Sunday, July 6, 2025

THE GOLDEN TOAD: An Ecological Mystery and the Search for a Lost Species, brothers on a mission to do good for Toadkind


THE GOLDEN TOAD: An Ecological Mystery and the Search for a Lost Species
TREVOR RITLAND & KYLE RITLAND

Diversion Books (non-affiliate Bookshop.org link)
$30.99 hardcover, available now

Rating: 4.5* of five

The Publisher Says: The Costa Rican cloud forest, a mysterious amphibian killer, and a vanished species: with support from Re:wild campaign, twin brothers follow their father’s footsteps into the heart of the modern extinction crisis.

As young boys, Trevor and Kyle Ritland were fascinated by the magnificent golden toad of Costa Rica, a brilliant species their biologist father showed them in his projector’s slideshows. Native to only one wind-battered ridgeline high on the continental divide above the cloud forests of Monteverde, thousands of golden toads would congregate for a few weeks each year in ephemeral pools among the twisted roots to mate, deposit their offspring, and retreat again beneath the earth. But from one year to the next, the toads disappeared without a trace; the last of them vanished more than thirty years ago. Since then, only rumors remain—alleged sightings by local residents, which beg the question: Could the golden toad still be alive?

In The Golden Toad, Trevor and Kyle set off to investigate an environmental mystery with unexpected revelations, a story that speaks to our own collective and uncertain future. Guided by Costa Rican naturalists—including the last person to have seen the golden toad alive—Trevor searches for survivors while Kyle hunts the killer. Their paths lead them through an imperiled forest, a deadly pandemic, and a changing climate, finally intertwining at the site of the golden toad’s last emergence deep in Monteverde’s Bosque Eterno de Los Niños.

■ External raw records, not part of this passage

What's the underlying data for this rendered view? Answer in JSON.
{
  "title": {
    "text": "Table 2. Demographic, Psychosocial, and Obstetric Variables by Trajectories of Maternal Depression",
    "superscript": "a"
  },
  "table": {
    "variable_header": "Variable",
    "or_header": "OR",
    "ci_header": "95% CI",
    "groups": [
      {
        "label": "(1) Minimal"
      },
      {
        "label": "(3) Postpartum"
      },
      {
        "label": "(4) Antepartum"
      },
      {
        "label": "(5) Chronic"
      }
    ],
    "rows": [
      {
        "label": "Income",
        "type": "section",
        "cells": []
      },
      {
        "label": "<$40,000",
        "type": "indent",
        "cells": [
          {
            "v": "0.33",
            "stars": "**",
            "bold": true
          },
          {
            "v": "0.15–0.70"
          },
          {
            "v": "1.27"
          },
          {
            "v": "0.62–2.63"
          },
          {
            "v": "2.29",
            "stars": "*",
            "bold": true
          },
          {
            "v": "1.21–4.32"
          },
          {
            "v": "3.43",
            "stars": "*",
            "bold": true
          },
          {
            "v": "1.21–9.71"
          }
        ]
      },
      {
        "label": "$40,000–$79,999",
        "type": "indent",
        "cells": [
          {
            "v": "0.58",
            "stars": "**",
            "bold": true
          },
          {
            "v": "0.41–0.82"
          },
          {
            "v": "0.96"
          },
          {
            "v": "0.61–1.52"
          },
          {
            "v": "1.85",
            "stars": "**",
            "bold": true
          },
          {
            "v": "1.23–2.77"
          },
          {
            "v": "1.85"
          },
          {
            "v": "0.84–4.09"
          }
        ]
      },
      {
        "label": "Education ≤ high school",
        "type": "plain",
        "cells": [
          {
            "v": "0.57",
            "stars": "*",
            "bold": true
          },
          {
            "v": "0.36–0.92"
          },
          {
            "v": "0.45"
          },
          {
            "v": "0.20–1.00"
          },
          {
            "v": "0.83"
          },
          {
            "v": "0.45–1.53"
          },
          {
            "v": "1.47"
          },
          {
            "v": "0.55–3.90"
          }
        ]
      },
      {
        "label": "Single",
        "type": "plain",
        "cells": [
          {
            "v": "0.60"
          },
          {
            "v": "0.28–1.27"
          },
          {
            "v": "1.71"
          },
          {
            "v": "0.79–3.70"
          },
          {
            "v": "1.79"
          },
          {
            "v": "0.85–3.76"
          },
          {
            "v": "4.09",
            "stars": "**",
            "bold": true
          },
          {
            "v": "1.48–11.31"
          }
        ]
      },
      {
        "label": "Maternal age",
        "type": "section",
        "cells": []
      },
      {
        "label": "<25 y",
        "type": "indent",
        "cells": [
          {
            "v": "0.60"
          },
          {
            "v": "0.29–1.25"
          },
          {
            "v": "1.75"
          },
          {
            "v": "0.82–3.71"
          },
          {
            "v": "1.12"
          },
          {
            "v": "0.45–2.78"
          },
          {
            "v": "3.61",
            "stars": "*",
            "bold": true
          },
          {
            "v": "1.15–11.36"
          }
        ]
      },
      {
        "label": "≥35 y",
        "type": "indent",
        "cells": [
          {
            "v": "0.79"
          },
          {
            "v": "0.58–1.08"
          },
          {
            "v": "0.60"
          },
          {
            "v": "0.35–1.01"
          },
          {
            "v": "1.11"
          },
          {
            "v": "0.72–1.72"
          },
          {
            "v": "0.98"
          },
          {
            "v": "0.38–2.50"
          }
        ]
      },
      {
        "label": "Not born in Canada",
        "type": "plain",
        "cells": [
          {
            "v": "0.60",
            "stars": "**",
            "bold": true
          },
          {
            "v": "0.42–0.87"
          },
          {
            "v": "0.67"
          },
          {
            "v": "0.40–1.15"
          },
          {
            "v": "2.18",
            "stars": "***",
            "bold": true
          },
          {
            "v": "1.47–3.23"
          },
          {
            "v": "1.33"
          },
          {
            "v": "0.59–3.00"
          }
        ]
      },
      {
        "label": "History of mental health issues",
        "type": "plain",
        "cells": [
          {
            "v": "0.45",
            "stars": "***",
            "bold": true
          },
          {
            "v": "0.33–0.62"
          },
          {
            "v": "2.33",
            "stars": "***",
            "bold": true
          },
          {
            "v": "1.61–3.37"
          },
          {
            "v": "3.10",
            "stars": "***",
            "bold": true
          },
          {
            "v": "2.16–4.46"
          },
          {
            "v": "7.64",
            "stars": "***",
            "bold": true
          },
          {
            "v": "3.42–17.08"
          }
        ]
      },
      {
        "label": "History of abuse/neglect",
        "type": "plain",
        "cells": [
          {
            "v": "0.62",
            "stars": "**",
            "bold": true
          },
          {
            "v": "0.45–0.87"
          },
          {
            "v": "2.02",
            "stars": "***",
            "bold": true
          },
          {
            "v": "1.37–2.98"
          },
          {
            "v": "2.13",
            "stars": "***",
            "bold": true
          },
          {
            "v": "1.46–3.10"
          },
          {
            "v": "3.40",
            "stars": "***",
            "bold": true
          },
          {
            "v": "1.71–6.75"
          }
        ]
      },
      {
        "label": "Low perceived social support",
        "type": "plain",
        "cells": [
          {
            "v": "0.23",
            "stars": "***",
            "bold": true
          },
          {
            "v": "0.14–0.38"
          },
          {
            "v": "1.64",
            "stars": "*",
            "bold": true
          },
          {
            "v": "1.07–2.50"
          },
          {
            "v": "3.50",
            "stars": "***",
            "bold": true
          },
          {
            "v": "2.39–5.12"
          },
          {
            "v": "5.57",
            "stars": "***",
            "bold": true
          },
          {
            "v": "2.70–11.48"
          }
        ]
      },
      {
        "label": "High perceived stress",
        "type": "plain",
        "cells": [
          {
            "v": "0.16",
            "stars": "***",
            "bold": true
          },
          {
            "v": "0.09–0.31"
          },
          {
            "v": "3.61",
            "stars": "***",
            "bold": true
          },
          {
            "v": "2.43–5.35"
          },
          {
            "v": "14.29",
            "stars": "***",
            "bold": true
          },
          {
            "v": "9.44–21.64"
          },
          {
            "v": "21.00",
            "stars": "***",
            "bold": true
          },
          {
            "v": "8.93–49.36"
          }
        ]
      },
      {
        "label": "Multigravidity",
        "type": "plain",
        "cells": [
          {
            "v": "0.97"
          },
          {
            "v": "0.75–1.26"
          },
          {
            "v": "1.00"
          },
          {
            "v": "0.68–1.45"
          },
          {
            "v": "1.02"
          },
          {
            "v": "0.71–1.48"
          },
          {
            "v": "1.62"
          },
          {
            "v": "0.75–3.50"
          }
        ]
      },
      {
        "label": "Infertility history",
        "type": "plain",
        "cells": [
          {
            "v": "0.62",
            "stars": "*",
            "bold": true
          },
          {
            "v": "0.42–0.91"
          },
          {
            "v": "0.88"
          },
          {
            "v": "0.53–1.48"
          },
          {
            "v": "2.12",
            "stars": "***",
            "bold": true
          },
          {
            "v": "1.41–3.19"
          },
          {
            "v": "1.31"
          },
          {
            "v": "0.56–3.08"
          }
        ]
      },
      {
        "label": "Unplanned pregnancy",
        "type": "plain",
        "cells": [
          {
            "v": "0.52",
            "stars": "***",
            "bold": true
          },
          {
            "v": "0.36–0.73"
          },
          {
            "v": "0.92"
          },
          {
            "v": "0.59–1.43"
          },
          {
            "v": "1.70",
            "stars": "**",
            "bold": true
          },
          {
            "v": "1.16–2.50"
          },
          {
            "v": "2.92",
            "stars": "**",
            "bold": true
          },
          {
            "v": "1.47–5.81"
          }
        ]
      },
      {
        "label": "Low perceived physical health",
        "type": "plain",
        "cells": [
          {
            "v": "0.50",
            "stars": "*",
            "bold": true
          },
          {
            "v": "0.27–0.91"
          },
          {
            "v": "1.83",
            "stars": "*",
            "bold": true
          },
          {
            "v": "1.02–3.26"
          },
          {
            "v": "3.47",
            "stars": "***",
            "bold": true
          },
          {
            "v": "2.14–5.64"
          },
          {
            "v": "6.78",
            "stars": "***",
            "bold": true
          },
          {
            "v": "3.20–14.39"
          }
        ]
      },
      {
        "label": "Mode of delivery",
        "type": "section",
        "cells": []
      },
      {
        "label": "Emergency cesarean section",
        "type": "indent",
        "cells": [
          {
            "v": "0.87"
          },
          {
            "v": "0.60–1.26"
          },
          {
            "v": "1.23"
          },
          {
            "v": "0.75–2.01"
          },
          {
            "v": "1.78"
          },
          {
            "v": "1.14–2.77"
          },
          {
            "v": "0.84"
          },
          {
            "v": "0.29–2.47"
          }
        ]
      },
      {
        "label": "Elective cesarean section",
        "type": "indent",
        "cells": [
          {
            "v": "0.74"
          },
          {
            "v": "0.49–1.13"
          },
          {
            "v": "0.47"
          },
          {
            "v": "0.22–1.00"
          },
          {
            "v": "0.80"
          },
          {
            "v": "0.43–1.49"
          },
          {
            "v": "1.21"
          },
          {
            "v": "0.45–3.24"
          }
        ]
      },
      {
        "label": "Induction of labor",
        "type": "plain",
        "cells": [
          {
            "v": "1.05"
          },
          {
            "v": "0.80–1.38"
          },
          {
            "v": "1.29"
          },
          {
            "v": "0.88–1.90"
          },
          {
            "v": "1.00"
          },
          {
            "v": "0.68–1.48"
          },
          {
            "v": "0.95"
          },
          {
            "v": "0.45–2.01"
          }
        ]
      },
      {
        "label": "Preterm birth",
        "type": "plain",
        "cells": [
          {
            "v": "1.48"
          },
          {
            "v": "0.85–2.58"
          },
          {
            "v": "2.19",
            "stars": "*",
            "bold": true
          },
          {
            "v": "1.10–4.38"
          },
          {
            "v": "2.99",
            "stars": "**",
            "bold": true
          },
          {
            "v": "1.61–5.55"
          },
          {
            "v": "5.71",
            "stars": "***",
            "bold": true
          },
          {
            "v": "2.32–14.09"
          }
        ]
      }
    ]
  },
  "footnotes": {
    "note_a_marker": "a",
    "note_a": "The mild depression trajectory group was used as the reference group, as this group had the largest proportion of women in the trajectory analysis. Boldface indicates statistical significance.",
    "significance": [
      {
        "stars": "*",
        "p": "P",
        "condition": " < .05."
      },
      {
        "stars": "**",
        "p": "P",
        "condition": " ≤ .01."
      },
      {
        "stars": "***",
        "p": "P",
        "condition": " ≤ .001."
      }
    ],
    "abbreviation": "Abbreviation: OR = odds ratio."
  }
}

The toad’s demise becomes a haunting foretelling of approaching ecological crises, but with a gold lining on the horizon. The Golden Toad changes the conversation around extinction, climate change, and conservation while exploring environmental grief, resurrection, and hope in a changing world.

I RECEIVED A DRC FROM THE PUBLISHER VIA NETGALLEY. THANK YOU.

My Review
: If a conversation ever needed changing towards hope in dark times, it's the one around the worldwide amphibian extinction. In point of fact there aren't too many subjects that we do not need to find ways of discussing that include hope, hopefulness at the minimum.

The Ritland siblings found a way to do that. They have not found any surviving populations of the golden toad, but they have contributed a lot to the information store about the fungal enemy of amphibiankind that is globally decimating the world's population of all amphibians.

A family inheritance of curiosity and wanderlust, plus a strong grounding in biology and science more generally, sent this pair to a global biodiversity hotspot, Costa Rica, to do anything they can for the decades-missing golden toad. I know the story here is factual but it reads like a fictional adventure. The men are the kind of competent and driven people that make compelling reading; they are traveling in a landscape so replete with unique life as to be alien to sedentary US readers; and they encounter so many people intent on their own business who either help the men in their quest *because* of the quest, or in spite of it, or try to influence them away from their golden-toad search. It's a bit, well, repetitious at times. I don't think that's surprising at all. There is a great deal of information important to understanding the way things need to unfold to accomplish the needed tasks. It naturally will require periodic refreshers of facts readers most likely won't have fresh in their minds.

Still takes time and energy out of what was from the start a very propulsive narrative style, so I can't honestly award a fifth star to the reading experience. As a story told, it gets all five stars, however, so that explains the compromise half-star I polished up for the Ritlands.

Batrachochytrium dedrobatidis is a terrible, fatal scourge, one unleashed in its scope of havoc-wreaking by our changing climate. Anyone who contributes to the knowledge base regarding it, its impacts, and ultimately the ways and means of its future control or eradication, should be celebrated and praised. The Ritlands are large figures in this world-wide effort. Please help celebrate their passion and their contribution. Get a copy, give a copy, read a copy. It's definitely not time wasted.